J'm'en vais vous narrer une petite tranche de ma misérable existence. Comme je suis un peu réactionnaire sur les bords, j'ai pour habitude de crier haro sur tous les lieux gays uniquement destinés au sexe. Autant je peux comprendre que les gens aient besoin de baiser et se rencontrent dans des lieux qui leurs sont destinés avant d'aller consommer leur rencontre chez eux ou dans l'appartement de leur conquête, autant le concept de lieux de baise reste hors de ma compréhension.

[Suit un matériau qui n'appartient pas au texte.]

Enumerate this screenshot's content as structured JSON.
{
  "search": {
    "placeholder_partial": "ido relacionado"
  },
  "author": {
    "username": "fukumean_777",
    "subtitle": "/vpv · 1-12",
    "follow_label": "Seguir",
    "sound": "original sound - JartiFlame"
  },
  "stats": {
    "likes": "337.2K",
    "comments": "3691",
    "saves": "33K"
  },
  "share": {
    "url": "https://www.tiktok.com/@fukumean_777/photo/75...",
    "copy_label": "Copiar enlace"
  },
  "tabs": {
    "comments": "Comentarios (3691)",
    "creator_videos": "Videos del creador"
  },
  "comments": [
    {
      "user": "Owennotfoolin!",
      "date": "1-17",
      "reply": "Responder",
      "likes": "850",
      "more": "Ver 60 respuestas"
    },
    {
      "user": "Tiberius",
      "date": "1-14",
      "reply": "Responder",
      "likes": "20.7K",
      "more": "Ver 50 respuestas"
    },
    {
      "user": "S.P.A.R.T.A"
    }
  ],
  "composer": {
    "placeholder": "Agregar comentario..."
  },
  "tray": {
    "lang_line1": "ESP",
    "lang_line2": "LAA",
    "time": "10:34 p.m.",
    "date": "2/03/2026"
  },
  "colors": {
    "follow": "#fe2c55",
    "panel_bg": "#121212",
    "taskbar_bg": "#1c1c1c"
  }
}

Le fait est que ces affaires sont en tout cas assez florissantes puisque l'homosexuel moyen est réputé avoir une vie sexuelle plus "riche"et un pouvoir d'achat supérieur à la moyenne. Plein de mes préjugés, j'avais quand même décidé (plus histoire de pouvoir critiquer en pleine connaissance de cause que dans le but de changer d'avis d'ailleurs) d'aller faire un tour dans un sauna gay pour voir de plus près ce qu'il s'y passait. Pour ceux qui l'ignoreraient, un sauna c'est comme une backroom (ces arrières-salles de bar ou ces sous-sols de boîtes dédiés à la pratique du sexe sous toutes ses formes) en plus mouillé et plus moite. En même temps, comme je ne suis jamais allé dans une backroom (c'est pas exclu que j'y aille un jour, même si paradoxalement, l'expérience du sauna m'a un peu refroidi, ce qui est un comble lorsque l'on sait quelle chaleur il y fait),il m'est difficile de faire une comparaison.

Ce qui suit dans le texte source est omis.